As I was working on this post I asked Brian if I should title it “How to Inspire Confidence as a Babysitter” or “Babysitting Bloodbath.” I went with the former, but the fact that both were appropriate titles is innately concerning, no?
Let me set the scene: Last Friday some friends from our prenatal class asked me to babysit their little boy so that they could have a rare date. I like this couple, and I like their baby, and I had no plans so why not? Why not. I am the mother of a toddler, after all. I’m not some mother of a newborn who can’t manage her shit. The sky’s the limit, I thought, when it comes to my ability to monitor my own child and countless other children simultaneously. Ok one other child simultaneously. This should be no problem, I said to myself. Practice for when Nolan has a sibling.
I was confident. I was Maria Von Trapp minus five of the children and the Nazis.
It turns out my confidence was unwarranted. One thing I hadn’t taken into account was the fact that Nolan’s newfound mobility makes monitoring him a completely different experience than it had been for the first 14 months of his life. During those earlier months, monitoring him was akin to monitoring a Honey Baked Ham. Little movement, delightfully sweet smell. Now he is a ham balancing on tiny little Geisha feet with zero sense of gravity, balance or personal safety. I don’t think I have to spell out that that’s the very worst type of ham.
Anyway. Before the appointed babysitting hour I was rushing around trying to get cleaned up so that when my friends arrived they would feel good about leaving their most precious cargo with me. I was the picture of competence, by which I mean that I was wearing pants and not pajamas, and that the house wasn’t on fire.
Unfortunately for me, Nolan decided he wanted to do some last minute primping in the bathroom at the eleventh hour. Fine, I said. Fine. I understand the need to look good for guests, even if I don’t act on it. So could I really blame my son for wanting to put his best foot forward? I could not. But could I blame my son for not knowing how to put one foot forward in front of the other in a pattern (popularly called “walking”)? Yes I could.
Nolan is both new and terrible at walking. It’s his passion and yet….and yet he sucks at it. He falls somewhere between 10,000-20,000 times an hour. He cannot yet stand up OR sit down on his own (WTF?!) but once on his feet he is able to run like a drunken colt navigating an ocean liner that has hit massive swells. He’s a kamikaze with vertigo and legs made of dough.
So it should have come as no surprise that mere moments before our guests were slated to arrive, Nolan torpedoed his way headfirst into our toilet lid (I think he was running toward the hairdryer for a last minute blow out and missed).
I heard the now familiar THWAK and subsequent yelp. My motherly instincts kicked in (yes, I know that they didn’t kick in when they should have, which was before he torpedoed into a toilet). I ran to my child and scooped him up into my arms. He melted into me, seeking comfort in my bosom. Ok not exactly, but I’m creating a warm picture of domestic love for you. I cuddled my baby, trying to calm down his sobs before the doorbell rang, which I knew would be happening any second.

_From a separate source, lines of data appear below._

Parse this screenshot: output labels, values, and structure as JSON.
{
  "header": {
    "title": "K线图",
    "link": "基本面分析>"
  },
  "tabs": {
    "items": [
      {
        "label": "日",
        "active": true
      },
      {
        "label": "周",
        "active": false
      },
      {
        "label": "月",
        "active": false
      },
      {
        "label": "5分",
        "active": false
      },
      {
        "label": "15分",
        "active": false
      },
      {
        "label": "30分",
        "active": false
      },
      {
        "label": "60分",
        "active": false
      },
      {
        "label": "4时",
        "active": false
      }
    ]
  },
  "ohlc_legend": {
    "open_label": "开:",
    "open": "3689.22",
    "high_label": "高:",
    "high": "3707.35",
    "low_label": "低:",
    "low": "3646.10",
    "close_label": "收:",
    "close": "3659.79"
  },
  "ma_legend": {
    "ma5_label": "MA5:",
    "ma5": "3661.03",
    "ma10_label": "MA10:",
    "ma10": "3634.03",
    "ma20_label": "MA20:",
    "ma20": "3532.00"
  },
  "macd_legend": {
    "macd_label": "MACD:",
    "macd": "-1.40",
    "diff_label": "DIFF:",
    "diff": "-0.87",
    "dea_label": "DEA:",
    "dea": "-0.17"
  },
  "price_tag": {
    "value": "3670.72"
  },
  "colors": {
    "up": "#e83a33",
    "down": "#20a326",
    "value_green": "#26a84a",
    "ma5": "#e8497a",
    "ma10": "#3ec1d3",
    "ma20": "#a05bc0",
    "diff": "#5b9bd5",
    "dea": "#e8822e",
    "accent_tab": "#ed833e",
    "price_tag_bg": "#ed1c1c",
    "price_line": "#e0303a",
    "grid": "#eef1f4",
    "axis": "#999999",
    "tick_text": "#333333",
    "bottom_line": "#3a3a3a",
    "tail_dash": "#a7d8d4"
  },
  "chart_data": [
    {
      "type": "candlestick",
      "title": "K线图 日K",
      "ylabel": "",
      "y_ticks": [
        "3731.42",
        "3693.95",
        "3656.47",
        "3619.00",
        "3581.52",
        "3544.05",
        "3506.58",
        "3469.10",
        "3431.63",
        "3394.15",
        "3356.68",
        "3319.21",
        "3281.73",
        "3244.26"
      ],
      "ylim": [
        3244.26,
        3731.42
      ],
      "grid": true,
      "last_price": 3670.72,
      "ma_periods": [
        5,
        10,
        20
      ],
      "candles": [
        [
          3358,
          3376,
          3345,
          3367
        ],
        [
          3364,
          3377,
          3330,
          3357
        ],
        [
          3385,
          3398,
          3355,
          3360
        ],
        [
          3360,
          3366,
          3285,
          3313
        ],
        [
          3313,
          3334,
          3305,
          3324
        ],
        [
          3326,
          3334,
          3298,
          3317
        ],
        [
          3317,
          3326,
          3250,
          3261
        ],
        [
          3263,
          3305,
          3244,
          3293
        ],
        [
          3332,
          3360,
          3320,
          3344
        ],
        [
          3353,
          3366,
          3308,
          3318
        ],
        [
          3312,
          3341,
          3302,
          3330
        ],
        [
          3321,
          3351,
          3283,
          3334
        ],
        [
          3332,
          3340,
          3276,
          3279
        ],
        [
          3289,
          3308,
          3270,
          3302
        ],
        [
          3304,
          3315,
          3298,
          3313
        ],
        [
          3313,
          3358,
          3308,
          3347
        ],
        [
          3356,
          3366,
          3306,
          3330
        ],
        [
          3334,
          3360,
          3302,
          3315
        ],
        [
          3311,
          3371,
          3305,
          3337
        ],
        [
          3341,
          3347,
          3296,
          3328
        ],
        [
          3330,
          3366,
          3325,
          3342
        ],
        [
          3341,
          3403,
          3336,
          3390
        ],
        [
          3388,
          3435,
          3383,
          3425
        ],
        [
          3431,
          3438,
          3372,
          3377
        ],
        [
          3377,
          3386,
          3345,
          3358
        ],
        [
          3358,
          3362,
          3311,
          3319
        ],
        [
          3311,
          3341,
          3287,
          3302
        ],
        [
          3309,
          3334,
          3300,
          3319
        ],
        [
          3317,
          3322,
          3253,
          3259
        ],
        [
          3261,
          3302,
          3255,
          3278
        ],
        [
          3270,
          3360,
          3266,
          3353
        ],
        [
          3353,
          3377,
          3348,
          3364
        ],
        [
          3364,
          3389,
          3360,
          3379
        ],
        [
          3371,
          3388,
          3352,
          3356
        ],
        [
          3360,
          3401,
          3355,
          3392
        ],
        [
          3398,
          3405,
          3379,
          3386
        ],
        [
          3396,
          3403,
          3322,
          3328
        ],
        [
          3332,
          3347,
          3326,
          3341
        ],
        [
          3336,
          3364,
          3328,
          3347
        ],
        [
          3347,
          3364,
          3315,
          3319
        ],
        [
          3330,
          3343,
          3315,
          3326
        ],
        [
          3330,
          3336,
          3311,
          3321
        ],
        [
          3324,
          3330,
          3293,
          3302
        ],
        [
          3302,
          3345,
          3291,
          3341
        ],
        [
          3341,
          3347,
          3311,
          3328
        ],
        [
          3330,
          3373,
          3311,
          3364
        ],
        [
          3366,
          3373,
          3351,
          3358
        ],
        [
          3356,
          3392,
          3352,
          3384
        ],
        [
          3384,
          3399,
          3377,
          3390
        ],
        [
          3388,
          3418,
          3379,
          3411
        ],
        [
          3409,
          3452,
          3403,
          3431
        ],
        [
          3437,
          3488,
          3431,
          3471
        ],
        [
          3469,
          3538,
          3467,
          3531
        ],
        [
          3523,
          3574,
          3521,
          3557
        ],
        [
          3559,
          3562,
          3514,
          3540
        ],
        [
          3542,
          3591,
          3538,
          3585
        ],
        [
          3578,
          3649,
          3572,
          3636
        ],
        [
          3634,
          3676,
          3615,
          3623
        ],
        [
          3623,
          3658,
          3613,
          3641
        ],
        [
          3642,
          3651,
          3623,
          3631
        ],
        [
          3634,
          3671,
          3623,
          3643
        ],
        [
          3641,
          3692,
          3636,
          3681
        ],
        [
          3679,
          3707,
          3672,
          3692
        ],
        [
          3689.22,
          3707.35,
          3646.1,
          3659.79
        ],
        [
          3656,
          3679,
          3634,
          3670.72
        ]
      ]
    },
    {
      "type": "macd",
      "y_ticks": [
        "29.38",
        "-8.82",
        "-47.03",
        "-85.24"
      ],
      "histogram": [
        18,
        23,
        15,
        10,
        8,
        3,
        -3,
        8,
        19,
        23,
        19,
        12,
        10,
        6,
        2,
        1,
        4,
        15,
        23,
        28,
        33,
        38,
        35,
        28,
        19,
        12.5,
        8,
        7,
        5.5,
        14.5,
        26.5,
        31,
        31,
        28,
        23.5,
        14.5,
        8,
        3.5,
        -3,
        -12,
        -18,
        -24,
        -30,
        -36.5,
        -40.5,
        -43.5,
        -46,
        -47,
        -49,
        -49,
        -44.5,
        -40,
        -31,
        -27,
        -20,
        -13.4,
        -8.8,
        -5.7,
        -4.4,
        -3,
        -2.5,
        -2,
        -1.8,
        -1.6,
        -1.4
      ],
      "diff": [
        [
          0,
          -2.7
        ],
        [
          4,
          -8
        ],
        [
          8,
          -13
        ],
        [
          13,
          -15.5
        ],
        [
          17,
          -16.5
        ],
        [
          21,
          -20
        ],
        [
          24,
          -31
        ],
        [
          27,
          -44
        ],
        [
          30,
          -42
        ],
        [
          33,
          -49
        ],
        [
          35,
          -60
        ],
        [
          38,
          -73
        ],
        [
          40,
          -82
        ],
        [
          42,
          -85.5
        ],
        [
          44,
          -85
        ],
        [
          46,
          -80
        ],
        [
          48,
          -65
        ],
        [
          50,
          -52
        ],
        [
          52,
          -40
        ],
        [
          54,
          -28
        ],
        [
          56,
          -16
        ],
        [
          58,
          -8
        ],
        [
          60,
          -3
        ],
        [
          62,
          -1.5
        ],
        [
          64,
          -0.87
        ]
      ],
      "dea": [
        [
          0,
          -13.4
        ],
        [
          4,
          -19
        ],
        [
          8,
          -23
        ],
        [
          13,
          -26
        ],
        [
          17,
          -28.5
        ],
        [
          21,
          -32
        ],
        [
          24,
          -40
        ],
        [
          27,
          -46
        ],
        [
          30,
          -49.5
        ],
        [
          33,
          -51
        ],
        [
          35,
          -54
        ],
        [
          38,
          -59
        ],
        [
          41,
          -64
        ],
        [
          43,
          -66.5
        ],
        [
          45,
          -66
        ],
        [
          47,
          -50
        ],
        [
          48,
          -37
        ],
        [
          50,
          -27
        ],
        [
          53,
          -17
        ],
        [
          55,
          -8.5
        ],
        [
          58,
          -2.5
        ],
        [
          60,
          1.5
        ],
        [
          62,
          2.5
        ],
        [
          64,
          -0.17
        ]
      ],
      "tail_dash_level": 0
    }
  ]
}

I pulled my little Nolan off of me to give him a kiss, and then WHAT?!?! I was staring into the face of an episode of CSI. Nolan’s face was covered in blood, his onesie a veritable crime scene. And because I had ever so maternally cradled him, so was my sweater. There we were, Madonna and Child in a Bloodbath. It was gross. And not only was it gross, but I am willing to venture a guess that seeing both the baby and babysitter covered in blood is not the best way to inspire confidence in one’s ability to provide adequate supervision.
The wound itself was a simple bit lip, the actual damage to my child minimal. But the damage to our credibility? You be the judge.
The doorbell rang within 2 minutes of the carnage, which was not enough time for me to change either of our outfits. I was forced to answer the door looking like an extra from The Sopranos, and quickly excused myself to go change my shirt, since I figured the longer I sat there chatting caked in blood the less likely I was to be allowed to babysit.
Next time I get a babysitting gig (Which, can we just pause here a minute? I have a masters in social work. I’m 35 years old. And I’m scoring babysitting gigs on the side now? Good Lord) I will make sure that for at least 30 minutes beforehand I keep Nolan and his little yarn legs in a padded room. We cannot suffer this embarrassment again.
To sum up: not only can I not confidently manage TWO children, I cannot confidently manage ONE child.
In Other News
This series of photos of Nolan and his friend Carys cracks me up! I posted a few of these on Facebook the other day, but here is the full display. I like to call it “Aggressive Baby Love.”
Aggressive Baby Love
Also, on a totally unrelated note, I bought a treadmill! Some of you might recall that a few months ago I wrote a post called The Battle of the Bulge questioning if it was really worth it to try to get in shape when we want to have more kids and I know I’ll be letting myself go all over again when that happens. People had a LOT to say about that, mainly: “Get in shape you lazy slug!” And I myself have come to the same conclusion after an extended period of sloth. I’ll probably put together a series of fitness videos featuring Nolan and me doing some light treadmill dancing in matching mother/son spandex soon.